January 17, 2012

Annals of Childish Behavior™


In a post a few days ago, I quoted José Ortega y Gasset's observation that modern culture had been possessed by "childishness," a condition in which individuals and nations behave like spoiled children who believe they are entitled to everything and obligated to no one. I noted then that this sort of behavior also extended to corporate executives who "skirt safety standards for the sake of profit."

The following is from a January 17 report in the New York Times on the wreck of the Costa Concordia cruise ship off the coast of Italy:
Cruise passengers are supposed to attend a safety briefing within 24 hours of boarding.

“We have never had any drills,” [passenger Emily] Lau said. “We were asked to go for a safety meeting, and it was nothing but a sales pitch for excursions.”
 A later report from the Times added that the accident had been caused when the Costa Concordia's captain, Francesco Schettino, tried to show off the $450 million vessel to residents of the island of Giglio, where he struck a reef. The captain then abandoned ship before all its passengers had been evacuated, apparently unaware that fatalities had occurred.

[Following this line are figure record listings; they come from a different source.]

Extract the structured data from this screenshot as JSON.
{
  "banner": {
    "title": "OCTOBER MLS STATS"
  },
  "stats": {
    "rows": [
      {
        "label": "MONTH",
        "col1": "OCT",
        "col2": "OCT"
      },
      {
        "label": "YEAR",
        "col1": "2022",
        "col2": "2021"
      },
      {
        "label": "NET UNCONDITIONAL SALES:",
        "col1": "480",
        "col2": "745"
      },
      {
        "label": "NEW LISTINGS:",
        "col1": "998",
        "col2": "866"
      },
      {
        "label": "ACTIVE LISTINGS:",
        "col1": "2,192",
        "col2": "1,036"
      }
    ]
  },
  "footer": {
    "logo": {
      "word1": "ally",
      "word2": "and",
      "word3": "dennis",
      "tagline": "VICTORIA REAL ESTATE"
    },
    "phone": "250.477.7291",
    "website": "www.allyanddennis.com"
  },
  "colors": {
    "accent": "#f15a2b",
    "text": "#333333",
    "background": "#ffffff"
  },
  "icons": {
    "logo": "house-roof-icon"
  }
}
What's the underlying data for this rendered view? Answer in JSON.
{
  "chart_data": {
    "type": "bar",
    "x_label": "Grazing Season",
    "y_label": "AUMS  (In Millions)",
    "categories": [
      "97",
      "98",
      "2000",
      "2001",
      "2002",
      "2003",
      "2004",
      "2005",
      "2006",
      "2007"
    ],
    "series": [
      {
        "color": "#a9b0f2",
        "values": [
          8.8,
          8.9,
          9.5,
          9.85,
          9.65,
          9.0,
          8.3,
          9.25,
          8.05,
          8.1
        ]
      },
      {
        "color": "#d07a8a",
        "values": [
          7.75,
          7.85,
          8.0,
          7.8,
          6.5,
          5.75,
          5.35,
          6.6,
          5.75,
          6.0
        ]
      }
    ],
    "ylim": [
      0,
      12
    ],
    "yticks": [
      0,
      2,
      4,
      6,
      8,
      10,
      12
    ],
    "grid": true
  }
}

Captain Schettino subsequently explained that his early exit from the foundering liner was due to an accident: he'd slipped on deck and fallen into the water. Transcripts from a telephone conversation between Schettino, floating in a lifeboat, and a coast guard commander revealed that the captain refused to return to the Costa Concordia as the evacuation continued because, he said, it was too dark to see anything. To that the irate coast guard commander replied, “Do you want to go home, Schettino? It’s dark and you want to go home?" An Italian newspaper columnist characterized the captain's explanation as "the cry of a child."